WaferLLM - Large Language Model Inference at Wafer Scale

Learn about WaferLLM, the first wafer-scale large language model inference system designed to fully exploit emerging AI accelerators with wafer-scale manufacturing technologies in this 17-minute conference presentation from OSDI '25. Discover how researchers from the University of Edinburgh and Microsoft Research developed a novel PLMR model that captures the unique hardware characteristics of wafer-scale architectures featuring hundreds of thousands of AI cores in mesh configurations with distributed on-chip memory and ultra-high bandwidth.

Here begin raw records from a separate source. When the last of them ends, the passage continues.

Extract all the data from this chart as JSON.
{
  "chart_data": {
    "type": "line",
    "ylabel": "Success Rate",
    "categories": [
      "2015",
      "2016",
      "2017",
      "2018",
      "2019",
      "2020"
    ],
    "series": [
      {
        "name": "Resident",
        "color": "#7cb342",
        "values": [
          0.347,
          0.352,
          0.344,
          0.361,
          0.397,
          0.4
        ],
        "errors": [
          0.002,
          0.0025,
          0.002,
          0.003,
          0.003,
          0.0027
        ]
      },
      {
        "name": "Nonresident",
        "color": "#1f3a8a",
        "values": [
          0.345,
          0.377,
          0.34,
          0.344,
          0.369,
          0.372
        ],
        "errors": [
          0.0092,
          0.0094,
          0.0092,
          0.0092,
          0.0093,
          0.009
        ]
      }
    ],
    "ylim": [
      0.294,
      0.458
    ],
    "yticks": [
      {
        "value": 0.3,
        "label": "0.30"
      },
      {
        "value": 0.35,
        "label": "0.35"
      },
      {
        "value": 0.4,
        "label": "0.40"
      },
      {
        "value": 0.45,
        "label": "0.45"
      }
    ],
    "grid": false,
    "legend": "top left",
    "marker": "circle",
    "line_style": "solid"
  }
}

Explore the innovative wafer-scale LLM parallelism approach that optimizes utilization across massive numbers of on-chip cores, along with the groundbreaking MeshGEMM and MeshGEMV implementations specifically designed for wafer-scale accelerators. Examine the impressive performance results showing up to 200× higher accelerator utilization compared to state-of-the-art methods, with GEMV operations running 606× faster and 16× more energy-efficiently than NVIDIA A100 GPUs, and full LLM inference achieving 10-20× speedups over A100 GPU clusters running SGLang and vLLM. Understand how this open-source system addresses the limitations of current LLM inference systems optimized for shared memory architectures like GPUs and represents a significant advancement in scaling AI inference on next-generation wafer-scale hardware.